このハンドブックには全部で45の活用ヒントが掲載されていますが、今回はその中から特にビジネスパーソンにとっても有益な10選をピックアップし、日々の業務効率化やスキルアップにどう活かせるかという視点でご紹介します。生成AIをどう業務に組み込めばよいか悩んでいる方にとって、これらの事例は明日からの仕事の進め方を変えるきっかけになるはずです。


Google Gemini活用アイディア集ハンドブック

大学生だけでなく、ビジネスパーソンにも役立つTIPSが満載です。


驚異的なリサーチ力と情報整理術で、インプットの質を劇的に高める

まず最初にご紹介したいのは、情報の「深掘り」を自動化するテクニックです。ハンドブックのTips 07では、Deep Research機能を活用して、特定の論文を引用している「被引用論文」まで徹底的に調査する事例が紹介されています。これは、手持ちの資料を添付し、「これを引用している論文を調べて」と指示するだけで、関連する研究や最新の動向を洗い出してくれるというものです。

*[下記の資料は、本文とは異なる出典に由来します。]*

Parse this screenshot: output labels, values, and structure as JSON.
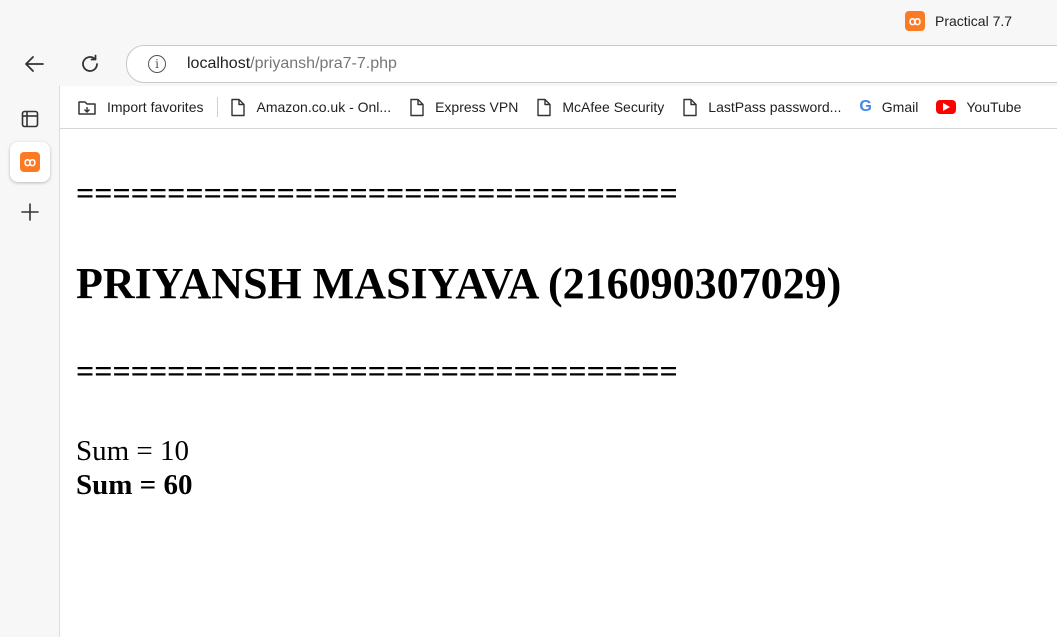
{
  "tab": {
    "title": "Practical 7.7",
    "icon": "xampp-icon"
  },
  "address_bar": {
    "host": "localhost",
    "path": "/priyansh/pra7-7.php",
    "icon": "info-icon"
  },
  "favorites": [
    {
      "label": "Import favorites",
      "icon": "import-favorites-icon"
    },
    {
      "label": "Amazon.co.uk - Onl...",
      "icon": "page-icon"
    },
    {
      "label": "Express VPN",
      "icon": "page-icon"
    },
    {
      "label": "McAfee Security",
      "icon": "page-icon"
    },
    {
      "label": "LastPass password...",
      "icon": "page-icon"
    },
    {
      "label": "Gmail",
      "icon": "google-icon"
    },
    {
      "label": "YouTube",
      "icon": "youtube-icon"
    }
  ],
  "page": {
    "rule_top": "=================================",
    "heading": "PRIYANSH MASIYAVA (216090307029)",
    "rule_bottom": "=================================",
    "sum_plain": "Sum = 10",
    "sum_bold": "Sum = 60"
  },
  "colors": {
    "xampp_orange": "#fb7a24",
    "youtube_red": "#ff0000"
  }
}
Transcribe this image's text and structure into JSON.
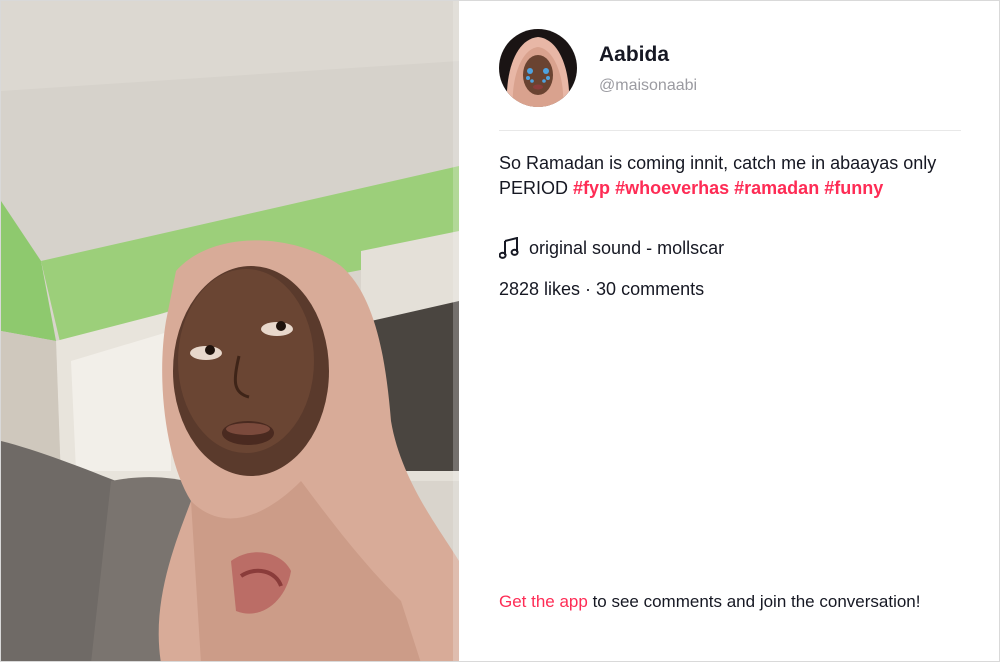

これをビジネスに応用すれば、例えば注目している技術レポートや業界のホワイトペーパーを起点に、それらが現在どのような文脈で引用され、議論されているかというトレンドの系譜を追うことが可能になります。単にキーワードで検索するだけでは見えてこない情報のつながりや、その資料をベースにした最新の活用事例を短時間で把握できるため、企画書の説得力を高めたり、確度の高い市場分析を行ったりする際の強力な武器になるでしょう。

プロンプト例① Deep Researchをオン

添付の論文について、これを引用している「被引用件数」が5件と表示された。この5件の被引用論文を調べて

次に取り上げるのは、大量の資料を読み込む際に重宝する「NotebookLM」です。学生の間では講義資料や論文の整理に使われていますが、ビジネスでは膨大な決算報告書や契約書、社内規定などを読み込ませることで真価を発揮します。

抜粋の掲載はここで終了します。